By | December 3, 2021

Nagasaki, Japan is calling out Casinos Australia. At a public meeting today, an attendee questioned the tentative cost of the integrated resort (IR) backed by that company.

Nagasaki View
An aerial view of Nagasaki, Japan. The area could host an IR if approved by the Japanese government. (Image: Lonely Planet)

Members of Nagasaki’s government met today to discuss the state of the IR planned for the prefecture. The meetings are open to the public.

During the meeting, an unidentified individual questioned whether all angles of the massive project have been properly explored, according to reports from GGRAsia, The plan as it stands now is to see a casino resort come to life at a cost of about US$3.09 billion. However, the individual hinted that a larger investment may be needed.

It was the second meeting in a series to be held to iron out the future of the project. Casinos Austria was chosen this past August to be the local casino developer. But today’s meeting raised doubts about the IR’s financing.

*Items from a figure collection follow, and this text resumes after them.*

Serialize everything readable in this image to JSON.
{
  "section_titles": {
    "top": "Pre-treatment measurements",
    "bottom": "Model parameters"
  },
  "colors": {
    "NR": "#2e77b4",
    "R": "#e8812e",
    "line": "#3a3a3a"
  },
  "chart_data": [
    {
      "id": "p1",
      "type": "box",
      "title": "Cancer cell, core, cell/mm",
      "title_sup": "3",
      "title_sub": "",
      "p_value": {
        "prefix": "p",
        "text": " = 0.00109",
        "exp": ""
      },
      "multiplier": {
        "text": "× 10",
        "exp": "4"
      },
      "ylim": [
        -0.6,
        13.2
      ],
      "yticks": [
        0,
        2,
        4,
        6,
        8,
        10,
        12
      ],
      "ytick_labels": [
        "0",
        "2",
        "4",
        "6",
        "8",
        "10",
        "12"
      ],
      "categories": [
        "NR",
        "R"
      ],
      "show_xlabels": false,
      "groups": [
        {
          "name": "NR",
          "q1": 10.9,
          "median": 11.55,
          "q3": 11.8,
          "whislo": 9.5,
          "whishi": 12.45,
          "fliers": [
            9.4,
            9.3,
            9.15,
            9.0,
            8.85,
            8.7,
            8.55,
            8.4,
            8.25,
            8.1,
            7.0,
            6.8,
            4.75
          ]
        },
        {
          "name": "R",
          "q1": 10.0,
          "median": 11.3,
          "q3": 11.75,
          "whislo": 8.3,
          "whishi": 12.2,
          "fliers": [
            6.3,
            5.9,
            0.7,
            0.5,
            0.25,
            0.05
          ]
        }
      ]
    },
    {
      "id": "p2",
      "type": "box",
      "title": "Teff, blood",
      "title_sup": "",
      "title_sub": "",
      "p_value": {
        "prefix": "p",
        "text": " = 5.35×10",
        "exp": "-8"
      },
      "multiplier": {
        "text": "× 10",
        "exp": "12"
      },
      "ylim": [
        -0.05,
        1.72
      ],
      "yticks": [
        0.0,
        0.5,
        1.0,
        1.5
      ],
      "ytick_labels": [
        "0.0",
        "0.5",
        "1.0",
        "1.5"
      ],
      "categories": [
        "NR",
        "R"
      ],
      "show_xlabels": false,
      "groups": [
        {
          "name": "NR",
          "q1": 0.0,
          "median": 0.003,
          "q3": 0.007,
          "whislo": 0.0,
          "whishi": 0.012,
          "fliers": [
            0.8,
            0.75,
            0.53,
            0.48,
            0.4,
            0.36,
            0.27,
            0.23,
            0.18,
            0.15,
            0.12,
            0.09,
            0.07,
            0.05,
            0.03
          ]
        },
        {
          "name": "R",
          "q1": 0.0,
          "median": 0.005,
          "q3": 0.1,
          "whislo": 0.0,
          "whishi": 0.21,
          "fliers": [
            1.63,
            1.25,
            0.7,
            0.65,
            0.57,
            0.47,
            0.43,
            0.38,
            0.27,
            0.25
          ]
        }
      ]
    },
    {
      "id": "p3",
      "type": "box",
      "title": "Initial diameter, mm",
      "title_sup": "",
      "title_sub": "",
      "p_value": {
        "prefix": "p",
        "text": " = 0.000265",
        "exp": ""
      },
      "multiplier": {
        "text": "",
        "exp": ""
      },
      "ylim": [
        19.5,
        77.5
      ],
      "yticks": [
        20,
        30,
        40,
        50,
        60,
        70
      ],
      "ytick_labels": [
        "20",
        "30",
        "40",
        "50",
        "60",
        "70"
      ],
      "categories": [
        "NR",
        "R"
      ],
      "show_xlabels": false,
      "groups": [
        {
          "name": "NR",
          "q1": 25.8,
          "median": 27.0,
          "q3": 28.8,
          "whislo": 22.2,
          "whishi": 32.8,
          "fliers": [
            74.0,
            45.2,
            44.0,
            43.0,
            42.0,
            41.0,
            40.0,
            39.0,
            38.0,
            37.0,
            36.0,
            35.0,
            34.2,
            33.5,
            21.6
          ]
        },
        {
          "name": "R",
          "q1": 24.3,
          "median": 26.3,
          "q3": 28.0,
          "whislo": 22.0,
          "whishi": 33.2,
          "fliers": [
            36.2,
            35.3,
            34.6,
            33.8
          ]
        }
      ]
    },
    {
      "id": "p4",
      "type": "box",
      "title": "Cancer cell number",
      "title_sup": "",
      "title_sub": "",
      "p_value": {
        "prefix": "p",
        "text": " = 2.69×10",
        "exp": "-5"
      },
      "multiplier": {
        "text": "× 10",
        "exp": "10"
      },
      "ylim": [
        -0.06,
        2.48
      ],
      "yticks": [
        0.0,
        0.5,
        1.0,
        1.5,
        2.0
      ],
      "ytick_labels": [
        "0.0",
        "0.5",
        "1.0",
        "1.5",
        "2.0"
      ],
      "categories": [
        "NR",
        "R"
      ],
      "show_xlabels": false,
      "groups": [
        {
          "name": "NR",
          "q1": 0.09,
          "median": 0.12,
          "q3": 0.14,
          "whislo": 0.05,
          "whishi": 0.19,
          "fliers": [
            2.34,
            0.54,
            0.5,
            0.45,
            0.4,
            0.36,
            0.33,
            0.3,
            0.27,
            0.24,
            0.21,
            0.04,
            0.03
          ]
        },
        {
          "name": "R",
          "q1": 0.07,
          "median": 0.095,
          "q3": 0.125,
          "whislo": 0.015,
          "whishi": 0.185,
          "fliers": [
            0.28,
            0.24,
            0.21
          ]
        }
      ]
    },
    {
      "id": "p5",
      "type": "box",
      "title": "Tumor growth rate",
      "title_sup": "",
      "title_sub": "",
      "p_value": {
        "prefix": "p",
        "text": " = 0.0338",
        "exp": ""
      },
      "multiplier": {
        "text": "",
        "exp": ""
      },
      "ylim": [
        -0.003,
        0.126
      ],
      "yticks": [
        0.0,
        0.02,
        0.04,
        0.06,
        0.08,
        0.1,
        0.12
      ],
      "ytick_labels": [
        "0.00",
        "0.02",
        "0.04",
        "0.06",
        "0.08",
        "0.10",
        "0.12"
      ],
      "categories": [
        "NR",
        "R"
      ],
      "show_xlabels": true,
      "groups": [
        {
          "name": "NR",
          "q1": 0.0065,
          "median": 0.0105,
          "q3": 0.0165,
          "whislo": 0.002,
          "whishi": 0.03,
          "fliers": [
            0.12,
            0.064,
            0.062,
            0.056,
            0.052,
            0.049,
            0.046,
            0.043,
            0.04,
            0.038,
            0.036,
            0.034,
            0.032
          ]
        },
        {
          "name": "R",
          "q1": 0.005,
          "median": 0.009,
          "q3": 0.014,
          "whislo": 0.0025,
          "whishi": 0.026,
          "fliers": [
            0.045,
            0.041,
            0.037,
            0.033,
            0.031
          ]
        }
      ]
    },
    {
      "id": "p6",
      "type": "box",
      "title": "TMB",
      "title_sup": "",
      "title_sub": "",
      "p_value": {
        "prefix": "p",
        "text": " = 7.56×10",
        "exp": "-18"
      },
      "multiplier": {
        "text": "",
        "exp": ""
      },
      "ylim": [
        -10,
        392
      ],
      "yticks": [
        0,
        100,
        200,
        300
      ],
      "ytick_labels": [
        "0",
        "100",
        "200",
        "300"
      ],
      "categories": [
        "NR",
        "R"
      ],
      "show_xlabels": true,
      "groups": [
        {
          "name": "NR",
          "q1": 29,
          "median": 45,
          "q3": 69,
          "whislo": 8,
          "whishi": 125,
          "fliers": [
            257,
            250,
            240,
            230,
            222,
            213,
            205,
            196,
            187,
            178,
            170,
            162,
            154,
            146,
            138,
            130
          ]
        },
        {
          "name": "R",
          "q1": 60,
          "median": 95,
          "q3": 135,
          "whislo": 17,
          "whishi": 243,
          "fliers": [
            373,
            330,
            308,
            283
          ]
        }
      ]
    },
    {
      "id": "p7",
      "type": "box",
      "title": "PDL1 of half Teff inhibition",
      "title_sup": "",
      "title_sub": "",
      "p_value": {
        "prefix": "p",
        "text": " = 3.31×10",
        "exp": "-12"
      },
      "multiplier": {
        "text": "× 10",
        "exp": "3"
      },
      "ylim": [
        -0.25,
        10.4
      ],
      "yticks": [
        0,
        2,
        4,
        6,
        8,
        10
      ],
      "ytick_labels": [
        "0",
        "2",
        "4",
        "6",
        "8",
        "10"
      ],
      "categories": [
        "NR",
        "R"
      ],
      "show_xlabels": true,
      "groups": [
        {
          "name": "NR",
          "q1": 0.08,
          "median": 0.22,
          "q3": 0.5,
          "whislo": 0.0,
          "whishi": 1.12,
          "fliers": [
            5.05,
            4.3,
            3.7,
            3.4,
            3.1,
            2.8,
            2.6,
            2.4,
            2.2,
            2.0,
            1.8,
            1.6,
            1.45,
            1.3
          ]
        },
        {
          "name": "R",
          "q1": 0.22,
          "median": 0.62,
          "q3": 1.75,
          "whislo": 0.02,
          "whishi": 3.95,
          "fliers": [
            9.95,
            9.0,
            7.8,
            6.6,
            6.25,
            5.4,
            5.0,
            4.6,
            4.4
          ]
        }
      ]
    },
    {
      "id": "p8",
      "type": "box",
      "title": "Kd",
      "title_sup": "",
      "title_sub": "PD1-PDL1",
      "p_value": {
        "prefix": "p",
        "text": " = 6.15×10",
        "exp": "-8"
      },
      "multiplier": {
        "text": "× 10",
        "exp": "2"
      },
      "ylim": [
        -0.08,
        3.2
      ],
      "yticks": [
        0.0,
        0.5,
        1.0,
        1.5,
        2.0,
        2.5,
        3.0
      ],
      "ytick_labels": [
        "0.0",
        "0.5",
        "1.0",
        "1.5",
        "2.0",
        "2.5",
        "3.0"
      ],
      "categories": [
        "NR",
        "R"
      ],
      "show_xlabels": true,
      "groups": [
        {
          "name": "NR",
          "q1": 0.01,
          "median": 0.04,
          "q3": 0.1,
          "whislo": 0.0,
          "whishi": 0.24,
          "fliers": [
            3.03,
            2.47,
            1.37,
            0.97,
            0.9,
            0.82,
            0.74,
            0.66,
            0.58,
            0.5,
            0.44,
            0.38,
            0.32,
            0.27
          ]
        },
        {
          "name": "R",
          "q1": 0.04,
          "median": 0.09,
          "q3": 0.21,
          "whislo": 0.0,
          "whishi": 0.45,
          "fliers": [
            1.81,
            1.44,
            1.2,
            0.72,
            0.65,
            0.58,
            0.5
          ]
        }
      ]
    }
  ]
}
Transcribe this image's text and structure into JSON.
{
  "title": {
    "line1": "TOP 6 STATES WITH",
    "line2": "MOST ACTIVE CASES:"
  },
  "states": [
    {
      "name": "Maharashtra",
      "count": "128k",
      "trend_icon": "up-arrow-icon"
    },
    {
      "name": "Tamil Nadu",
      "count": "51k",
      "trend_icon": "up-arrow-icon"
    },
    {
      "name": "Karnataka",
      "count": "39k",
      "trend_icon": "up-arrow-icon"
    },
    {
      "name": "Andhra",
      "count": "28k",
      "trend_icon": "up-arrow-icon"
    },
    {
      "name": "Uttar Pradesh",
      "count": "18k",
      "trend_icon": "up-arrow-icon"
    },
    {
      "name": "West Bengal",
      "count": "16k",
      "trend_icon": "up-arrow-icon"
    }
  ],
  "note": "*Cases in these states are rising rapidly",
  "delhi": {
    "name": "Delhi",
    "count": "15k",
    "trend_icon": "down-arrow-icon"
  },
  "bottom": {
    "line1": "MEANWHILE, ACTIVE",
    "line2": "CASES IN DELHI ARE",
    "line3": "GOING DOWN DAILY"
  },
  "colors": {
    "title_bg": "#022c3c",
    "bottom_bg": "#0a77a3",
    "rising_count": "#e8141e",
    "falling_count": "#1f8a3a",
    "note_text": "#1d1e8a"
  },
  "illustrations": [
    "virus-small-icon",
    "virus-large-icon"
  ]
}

Nagasaki Welcomes IR Feedback

Questions over the budget have come up before. About two months ago, Nagasaki asked Casinos Austria to provide more details about how it planned on coming up with the funds it promised to supply for the IR.

The company is reportedly putting together a profile to submit to the government. Nagasaki is also prepared to try and reinvigorate support. It said that it is close to delivering its IR-related District Development Plan. However, that plan won’t include the requested financials.

No new figure was specified, but the comments seemingly aren’t without merit. Routinely, large construction projects meet cost overruns for various reasons. In the case of Japanese IRs, there isn’t a baseline in the country upon which to build estimates.

It’s also possible that the question was simply raised by someone holding a grudge that one of the other candidates wasn’t selected to be the casino partner.

Nagasaki began holding its IR assemblies on Nov. 26, and will conduct them through Dec. 21. The goal is to ease concerns about the project, while also eliciting feedback from community leaders.

After the assembly circuit wraps up, a public feedback period will be held. Then, provided everything is still in place, the prefecture will be ready to present its final project plans to the Japanese Diet by next April.

Wakayama Sees Similar Questions

Wakayama is also shortlisted to possibly host an IR in Japan. However, it has seen more resistance to the idea from the local community. Still, it is pushing forward with its plans with Clairvest Neem Ventures to create a project that might win over the opponents. That is increasingly more problematic, as lobby groups are turning up the anti-IR heat.

IR opponents in Wakayama have posed the same questions there that are appearing in Nagasaki. They want to know how Clairvest is going to fund the project. If the company cannot produce solid projections, support for the IR could wane even further.

Japan’s IR dreams are already well behind schedule. But the country has said that there won’t be any more delays. It wants to move forward as quickly as possible at this point. With April approaching quickly, IR proponents still have a lot of work to do to ensure they maintain enough public support. If the Japanese Diet sees that a certain host location is losing favor with the community, its project could be rejected.

The final decision on who will host an IR, of which there could initially be up to three, is expected to be revealed before the end of next summer.